Reprezentanci Automobilklubu Opolskiego w 2012 roku byli widoczni na trasach

Klubowe
Na Rajd Barbórki Robert Halicki sprowadził z Włoch fiata abarth 500.
Na Rajd Barbórki Robert Halicki sprowadził z Włoch fiata abarth 500. Klubowe
To był dobry sezon - podsumował prezes klubu Jarosław Strzelecki. - Po wielu latach przerwy nasz reprezentant, Tomasz Nagórski, wygrał klasyfikację generalną górskich samochodowych mistrzostw Polski. Inni kierowcy też kończą rok z sukcesami.

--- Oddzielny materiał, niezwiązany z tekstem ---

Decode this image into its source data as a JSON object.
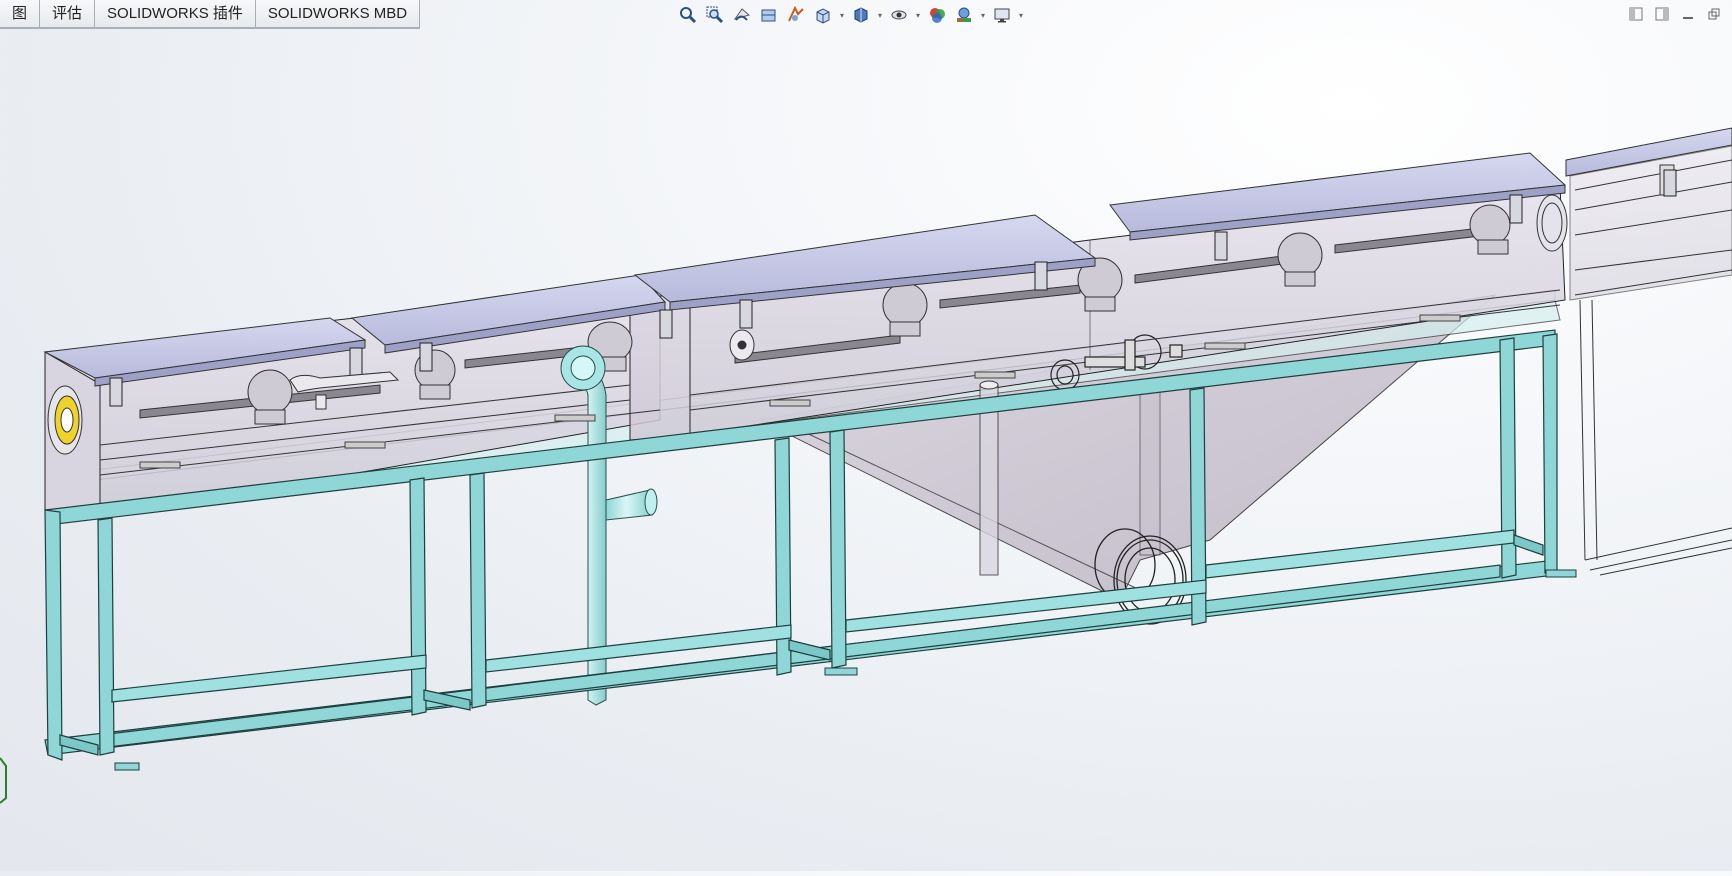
{
  "tabs": [
    {
      "label": "图"
    },
    {
      "label": "评估"
    },
    {
      "label": "SOLIDWORKS 插件"
    },
    {
      "label": "SOLIDWORKS MBD"
    }
  ],
  "view_toolbar": {
    "icons": [
      "zoom-to-fit-icon",
      "zoom-to-area-icon",
      "previous-view-icon",
      "section-view-icon",
      "dynamic-annotation-icon",
      "view-orientation-icon",
      "display-style-icon",
      "hide-show-items-icon",
      "edit-appearance-icon",
      "apply-scene-icon",
      "view-settings-icon"
    ]
  },
  "window_controls": {
    "icons": [
      "tile-left-icon",
      "tile-right-icon",
      "minimize-icon",
      "restore-icon"
    ]
  },
  "colors": {
    "frame": "#8fd3d3",
    "frame_edge": "#1f3f3f",
    "cover": "#c9cbe8",
    "glass": "#d9d6e2",
    "pipe": "#b8ecec"
  }
}
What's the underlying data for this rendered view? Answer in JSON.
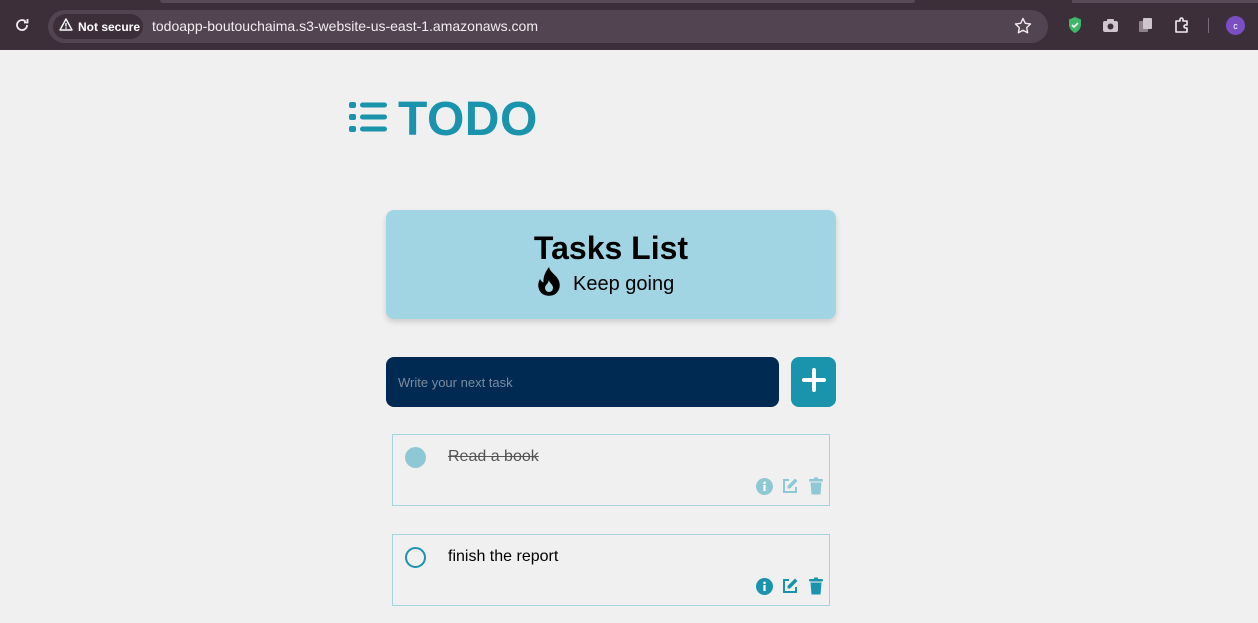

Tomasz Nagórski reprezentował nasz klub, choć nie jest związany z Opolszczyzną. Natomiast poza jego bardzo dużym sukcesem w kilku startach bardzo dobrze spisali się Opolanie.

W cyklu GSMP tytuł mistrzowski w klasie Open 1600 wywalczył Krzysztof Siwek, jeżdżący honda civic.

- W tym roku startowaliśmy praktycznie we wszystkich wyścigach, a sezon ułożył się po naszej myśli - ocenia Krzysztof Siwek. - Najważniejsze dla mnie jest to, że udało się właśnie pojechać w niemal pełnym cyklu, co ostatni raz zdarzyło się sześć lat temu. Jest tytuł mistrza Polski i to dobry prognostyk na nowy rok. Planujemy w nim zmianę samochodu i starty w innym cyklu rajdów, Rajdowym Pucharze Polski.

Swój pierwszy sezon w gronie kierowców licencjonowanych "objechał" Rafał Grzywaczyk. Dotąd znany był z popularnych rajdów z cyklu "Kierowca roku", które trzy razy z rzędu wygrał. Debiut w gronie zawodowców nie wywołał tremy.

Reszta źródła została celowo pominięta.